Das Brustbild eines lachenden blonden Mädchens steckte in einem ledernen Fotorahmen. Helles Haar, das offensichtlich eben erst neue Dauerwellen bekommen hatte, stand in einem Wald gekräuselter Locken um den Kopf. Das Lächeln wirkte gewollt und künstlich. Kein Gesicht, das man schön nennen konnte, das aber einer billigen und bewussten Hübschheit nicht entbehrte.

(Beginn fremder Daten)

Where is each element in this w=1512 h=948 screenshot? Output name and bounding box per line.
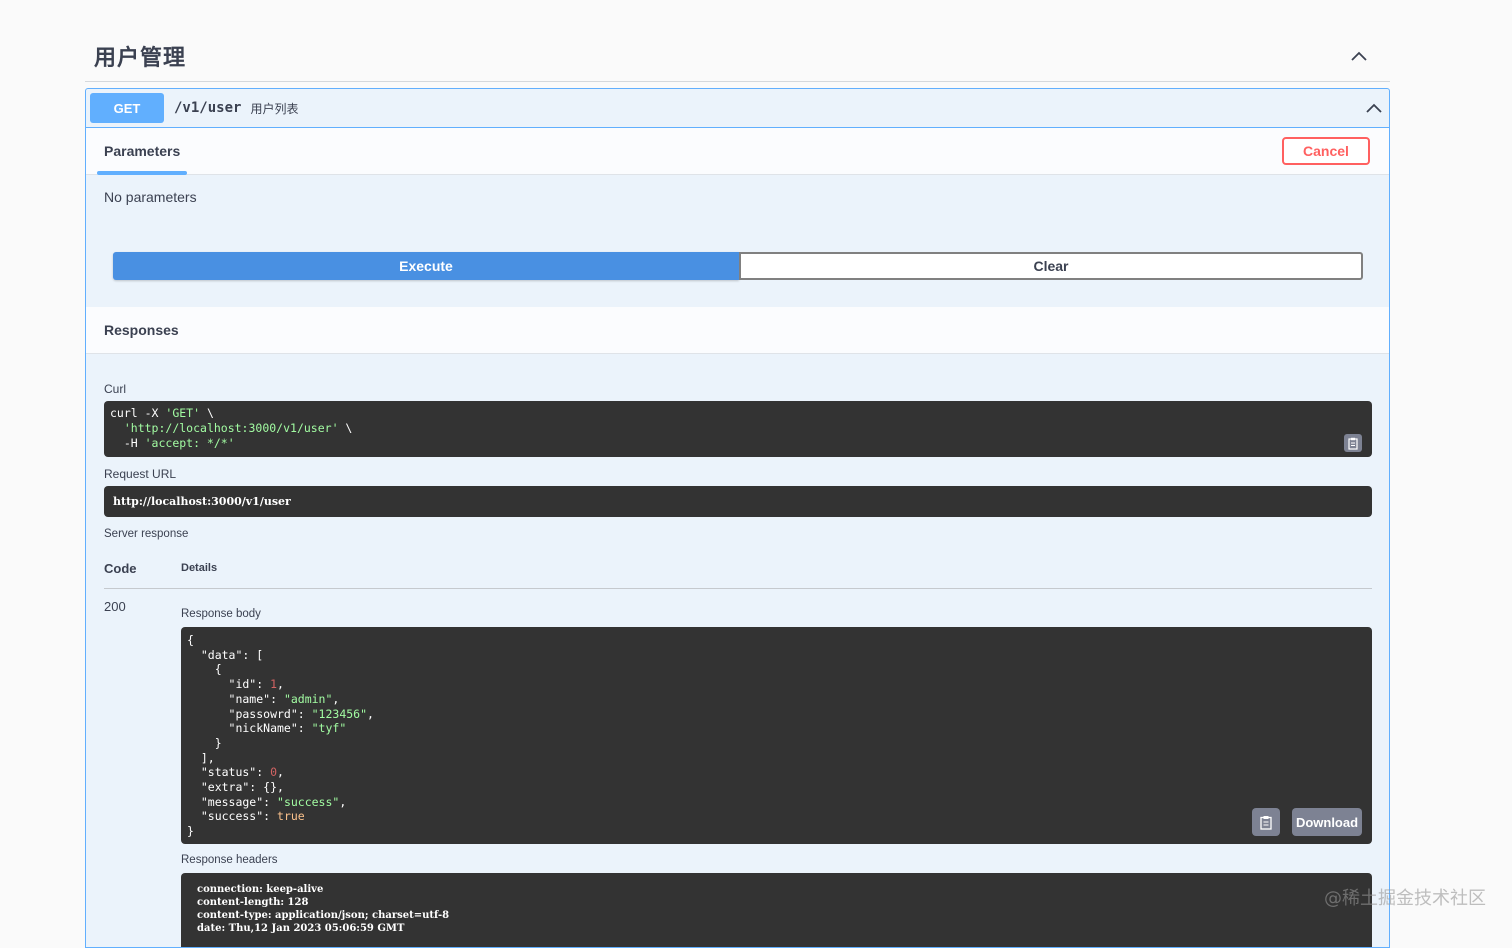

Poirot gab Megan das Bild zurück.

«Sie sehen Ihrer Schwester gar nicht ähnlich, Mademoiselle.»

«Ach, ich bin das Aschenbrödel der Familie, das weiß ich seit jeher.» Diese Tatsache schien sie längst als unwichtig und unabänderlich hingenommen zu haben.

«In welcher Art genau benahm sich Ihre Schwester – hm – unklug, wie Sie sagten? Vielleicht in Bezug auf Donald Fraser?»

«Ja, allerdings! Don ist ein ruhiger Mensch, aber er – natürlich hätten ihm gewisse Dinge nicht gepasst, und dann…»

«Dann?»

Poirot sah das Mädchen unverwandt an.

Vielleicht bildete ich mir das nur ein, aber mir schien es so, als überlegte Megan eine Sekunde, was sie antworten sollte.